Une République minée par ses multiples manquements à sa promesse originelle. Ainsi, la Fondation Abbé-Pierre lance une campagne intitulée #onattendquoi pointant du doigt la situation de 3,8 millions de personnes sans domicile ou sans domicile décent et les 15 millions au total soit un quart de la population française fragilisée d’une manière ou d’une autre par la crise du logement. Dans un autre domaine, la Cour des comptes se félicite de voir réduit le fameux « trou » de la sécurité sociale à 7 milliards d’euros — on rappelle que les mécanismes d’évasion, de fraude et autre optimisation fiscales évaporent entre 60 et 100 milliards — mais à quel prix ? À quel prix pour la santé, pour les retraites, pour les personnels hospitaliers, pour les territoires ? Dans un autre domaine encore, la rentrée scolaire a vu la très contestée réforme du collège entrer en vigueur et les classes surchargées se multiplier — il y en aurait 100 000 en primaire. La jeunesse de notre pays mérite un tout autre engagement de la société à ses côtés.

Pendant ce temps, l’état d’urgence se poursuit et avec lui les réquisitions contre les manifestants du printemps contre la Loi dite « travail », criminalisés et salis dans leur engagement, qu’ils trouvent ici la marque de notre soutien. La mobilisation, d’ailleurs, n’est pas terminée et ni les peurs ni les torpeurs de l’été n’ont eu raison du profond rejet qui s’exprime de cette loi de casse du code du travail. Les offensives menées pour porter l’affaire devant l’OIT contribuent à en faire une bataille internationale qui vient affaiblir les arguments des tenants du dumping social mondial, il y a là un champ ouvert, comme en témoigne le récent livre de Bernard Thibault. Comme sont ouverts de nombreux champs du commun.

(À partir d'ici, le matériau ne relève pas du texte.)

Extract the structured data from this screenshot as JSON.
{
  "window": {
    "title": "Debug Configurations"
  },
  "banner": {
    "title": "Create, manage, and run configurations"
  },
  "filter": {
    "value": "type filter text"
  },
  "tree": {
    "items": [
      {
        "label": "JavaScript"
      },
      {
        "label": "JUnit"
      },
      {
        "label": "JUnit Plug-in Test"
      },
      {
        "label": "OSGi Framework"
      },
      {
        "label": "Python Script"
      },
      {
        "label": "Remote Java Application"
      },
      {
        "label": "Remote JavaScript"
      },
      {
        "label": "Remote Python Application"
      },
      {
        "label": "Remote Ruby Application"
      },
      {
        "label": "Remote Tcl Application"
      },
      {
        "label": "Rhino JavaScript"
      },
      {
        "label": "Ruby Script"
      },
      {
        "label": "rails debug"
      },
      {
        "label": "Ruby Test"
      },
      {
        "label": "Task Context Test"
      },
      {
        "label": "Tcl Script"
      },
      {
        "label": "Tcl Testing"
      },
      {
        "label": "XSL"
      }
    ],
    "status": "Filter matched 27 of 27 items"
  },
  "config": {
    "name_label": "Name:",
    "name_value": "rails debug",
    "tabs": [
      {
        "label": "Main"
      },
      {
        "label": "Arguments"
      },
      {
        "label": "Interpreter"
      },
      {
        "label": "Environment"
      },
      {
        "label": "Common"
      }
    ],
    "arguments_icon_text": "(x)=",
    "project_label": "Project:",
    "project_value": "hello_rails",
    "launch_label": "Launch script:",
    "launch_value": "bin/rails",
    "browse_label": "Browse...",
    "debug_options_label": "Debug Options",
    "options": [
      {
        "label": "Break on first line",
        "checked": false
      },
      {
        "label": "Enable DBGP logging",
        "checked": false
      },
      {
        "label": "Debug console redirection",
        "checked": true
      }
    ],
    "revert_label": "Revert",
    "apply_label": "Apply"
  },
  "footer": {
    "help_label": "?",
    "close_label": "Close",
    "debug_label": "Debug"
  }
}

Ce puzzle ne suffit pas à faire le tour de la période (on aurait également pu citer une bataille à mener face aux indécences de Vinci en matière d’autoroutes et de péages…), mais il en indique certains traits de caractère parmi les plus saillants. Nombreuses sont les questions auxquelles les hommes et les femmes de notre pays sont confrontés, qui mériteraient de débattre et de proposer. Nombreuses sont les questions escamotées du débat public, au profit de controverses politiques indignes des grands défis de notre temps et des attentes de notre peuple. C’est pourquoi nous avons initié la grande consultation citoyenne.

* *

*

Ce fut l’une des décisions importantes de notre congrès que cette grande enquête menée par les militants communistes dans tout le pays. Depuis le printemps, nous avons rencontré des centaines de milliers de personnes et ils sont plusieurs dizaines de milliers à avoir pris le temps de répondre. Cela nous a demandé un effort militant considérable, de la ténacité et de la détermination. Les communistes qui en ont fait l’expérience savent la richesse des moments partagés et des débats que cette démarche nous a permis. Je veux saluer cet engagement qui est venu renforcer notre relation à notre peuple. Ils sont nombreuses et nombreux à nous avoir remercié de les écouter, de leur donner la parole, d’accorder de l’importance à leur avis et à leurs aspirations. Il n’était qu’à voir les allées de la fête de L’Humanité, où les jeunes attablés stylo en main donnaient le ton de cette soif de participer. Nous voulons que la parole populaire soit incontournable dans le débat public.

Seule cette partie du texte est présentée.